Entre o lixo e o paraíso

A Igreja diz-nos que isto é mais que uma questão técnica. Não envolve apenas os gelos e degelos, os mares e as marés. Envolve-nos.

“A natureza não é um monte de lixo lançado ao acaso”.Disse-o Heraclito de Éfeso há 2500 anos. Lembrou-o Bento XVI na recente mensagem para o Dia da Paz. Há uma lei interna, secreta, inteligente, no coração das coisas, que remói a história, vai muito para além da escassez das nossas contas e das nossas vidas. Tudo nos foi confiado por Deus. Não somos donos dos vulcões, ventos e tempestades. Nem fazemos nascer as manhãs de suave brisa ou os tons sublimes do luar. Mas a Terra, ínfima parcela do universo, é a nossa casa. E merece o nosso olhar de respeito para que nos abrigue e permita em cada dia o pão e a alegria sobre a nossa mesa.

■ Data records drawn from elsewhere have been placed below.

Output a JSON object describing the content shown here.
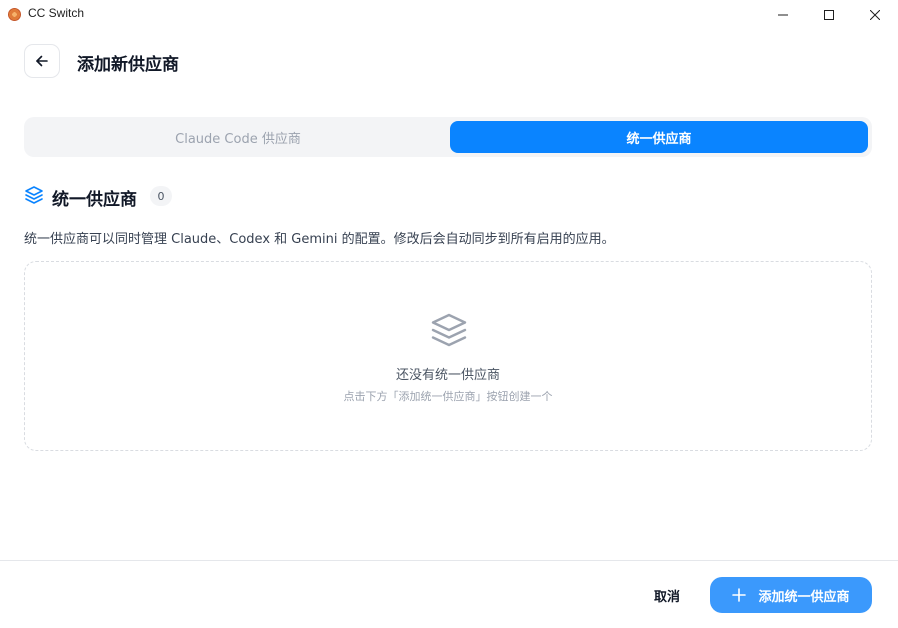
{
  "window": {
    "title": "CC Switch",
    "controls": [
      "minimize-icon",
      "maximize-icon",
      "close-icon"
    ]
  },
  "header": {
    "back_icon": "arrow-left-icon",
    "title": "添加新供应商"
  },
  "tabs": [
    {
      "label": "Claude Code 供应商",
      "active": false
    },
    {
      "label": "统一供应商",
      "active": true
    }
  ],
  "section": {
    "icon": "layers-icon",
    "title": "统一供应商",
    "count": "0",
    "description": "统一供应商可以同时管理 Claude、Codex 和 Gemini 的配置。修改后会自动同步到所有启用的应用。"
  },
  "empty_state": {
    "icon": "layers-icon",
    "title": "还没有统一供应商",
    "hint": "点击下方「添加统一供应商」按钮创建一个"
  },
  "footer": {
    "cancel_label": "取消",
    "add_label": "添加统一供应商",
    "add_icon": "plus-icon"
  },
  "colors": {
    "accent": "#0a84ff",
    "button": "#3b99fc",
    "tab_bg": "#f3f4f6"
  }
}
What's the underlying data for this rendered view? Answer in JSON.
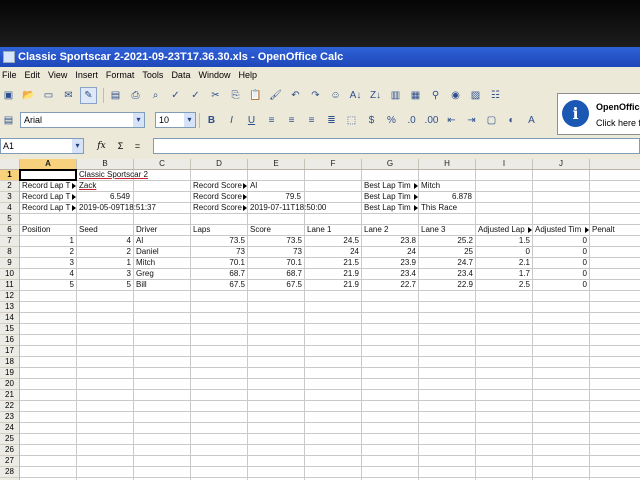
{
  "window_title": "Classic Sportscar 2-2021-09-23T17.36.30.xls - OpenOffice Calc",
  "menu": [
    "File",
    "Edit",
    "View",
    "Insert",
    "Format",
    "Tools",
    "Data",
    "Window",
    "Help"
  ],
  "toolbar": {
    "font_name": "Arial",
    "font_size": "10",
    "bold": "B",
    "italic": "I",
    "underline": "U"
  },
  "tooltip": {
    "title": "OpenOffice",
    "text": "Click here fo"
  },
  "formula": {
    "cell_ref": "A1",
    "value": ""
  },
  "columns": [
    "A",
    "B",
    "C",
    "D",
    "E",
    "F",
    "G",
    "H",
    "I",
    "J"
  ],
  "rows": [
    "1",
    "2",
    "3",
    "4",
    "5",
    "6",
    "7",
    "8",
    "9",
    "10",
    "11",
    "12",
    "13",
    "14",
    "15",
    "16",
    "17",
    "18",
    "19",
    "20",
    "21",
    "22",
    "23",
    "24",
    "25",
    "26",
    "27",
    "28"
  ],
  "sheet": {
    "title": "Classic Sportscar 2",
    "record_lap_1_label": "Record Lap T",
    "record_lap_1_value": "Zack",
    "record_lap_2_label": "Record Lap T",
    "record_lap_2_value": "6.549",
    "record_lap_3_label": "Record Lap T",
    "record_lap_3_value": "2019-05-09T18:51:37",
    "record_score_1_label": "Record Score",
    "record_score_1_value": "Al",
    "record_score_2_label": "Record Score",
    "record_score_2_value": "79.5",
    "record_score_3_label": "Record Score",
    "record_score_3_value": "2019-07-11T18:50:00",
    "best_lap_1_label": "Best Lap Tim",
    "best_lap_1_value": "Mitch",
    "best_lap_2_label": "Best Lap Tim",
    "best_lap_2_value": "6.878",
    "best_lap_3_label": "Best Lap Tim",
    "best_lap_3_value": "This Race",
    "headers": [
      "Position",
      "Seed",
      "Driver",
      "Laps",
      "Score",
      "Lane 1",
      "Lane 2",
      "Lane 3",
      "Adjusted Lap",
      "Adjusted Tim",
      "Penalt"
    ],
    "data_rows": [
      [
        "1",
        "4",
        "Al",
        "73.5",
        "73.5",
        "24.5",
        "23.8",
        "25.2",
        "1.5",
        "0"
      ],
      [
        "2",
        "2",
        "Daniel",
        "73",
        "73",
        "24",
        "24",
        "25",
        "0",
        "0"
      ],
      [
        "3",
        "1",
        "Mitch",
        "70.1",
        "70.1",
        "21.5",
        "23.9",
        "24.7",
        "2.1",
        "0"
      ],
      [
        "4",
        "3",
        "Greg",
        "68.7",
        "68.7",
        "21.9",
        "23.4",
        "23.4",
        "1.7",
        "0"
      ],
      [
        "5",
        "5",
        "Bill",
        "67.5",
        "67.5",
        "21.9",
        "22.7",
        "22.9",
        "2.5",
        "0"
      ]
    ]
  }
}
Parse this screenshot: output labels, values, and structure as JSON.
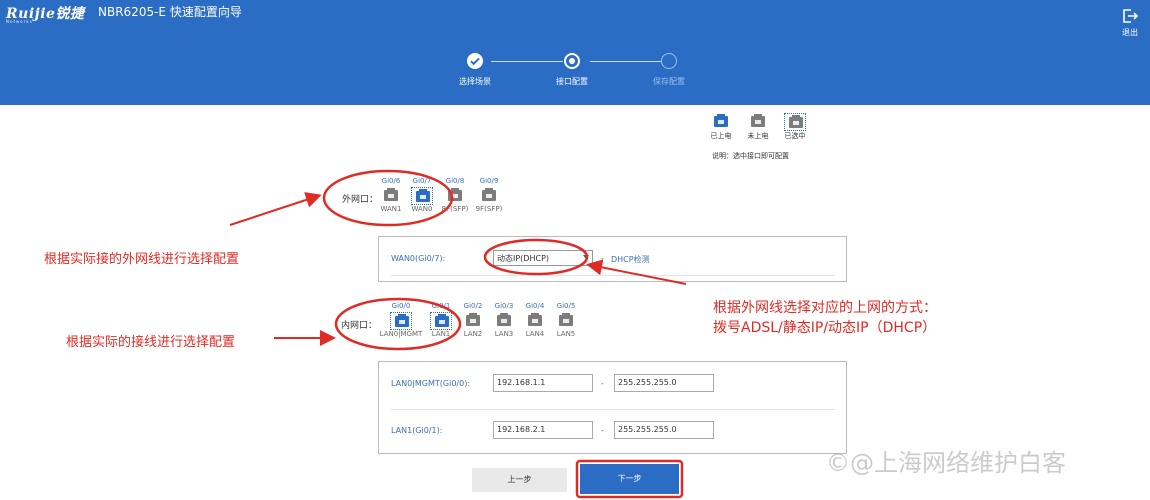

Para os lados de Copenhaga disseram que está doente o nosso planeta, sufocado pelos fumos de destruição que inventámos e exploramos sem medirmos o alcance do que jogamos em fogo, terra, ar e a água.

A Igreja diz-nos que isto é mais que uma questão técnica. Não envolve apenas os gelos e degelos, os mares e as marés. Envolve-nos. Lembra-nos o mistério de termos o mundo nas nossas mãos. Cada gota de orvalho vale um oceano. Cada grão de areia é como uma enorme praia. Cada minúscula semente tem a força duma floresta. Cada partícula de ar é um pulmão de vida que sofregamente respiramos.

No cosmos há “um desígnio de amor e de verdade”. A herança da criação pertence à humanidade inteira.

É o futuro que está em causa. O futuro é a grande palavra de fé, inteligência e humanidade. Quer dizer que acreditamos no para além de nós, no tempo para além do nosso, do viver, pensar e agir para além de nós. E que sentimos o orgulho de estarmos unidos a uma humanidade para além do indivíduo que cada um de nós é. É isso a solidariedade com o futuro. A ecologia humana é esse tratamento consciente e uno do homem e da terra, do pó a que havemos de regressar, da mão direita de Deus onde repousará o nosso coração. É na purificação da nossa mente que começa a pureza da terra. É no ethos como ponto de ligação que estabelecemos pontes com o universo. Na harmonia do homem e da natureza como uma fraternidade tranquila, proclamada e vivida por Francisco de Assis.

E se descermos ao concreto dos nossos hábitos quotidianos na relação com a energia, a água, o céu, o mar, o frio e o calor, sentiremos que a Terra é um problema político, cultural, económico e tecnológico. Mas é um problema ético, humano, capítulo segundo do Génesis que todos nós reescrevemos. Ninguém no planeta está fora do alcance de edificar, dominar e respeitar a Terra que, como nós, brotou das mãos de Deus. Trata-se dum poema muito mais belo e decisivo que todos os discursos de maldição sobre o CO2. A Terra não é o paraíso. Mas não é um monte de lixo.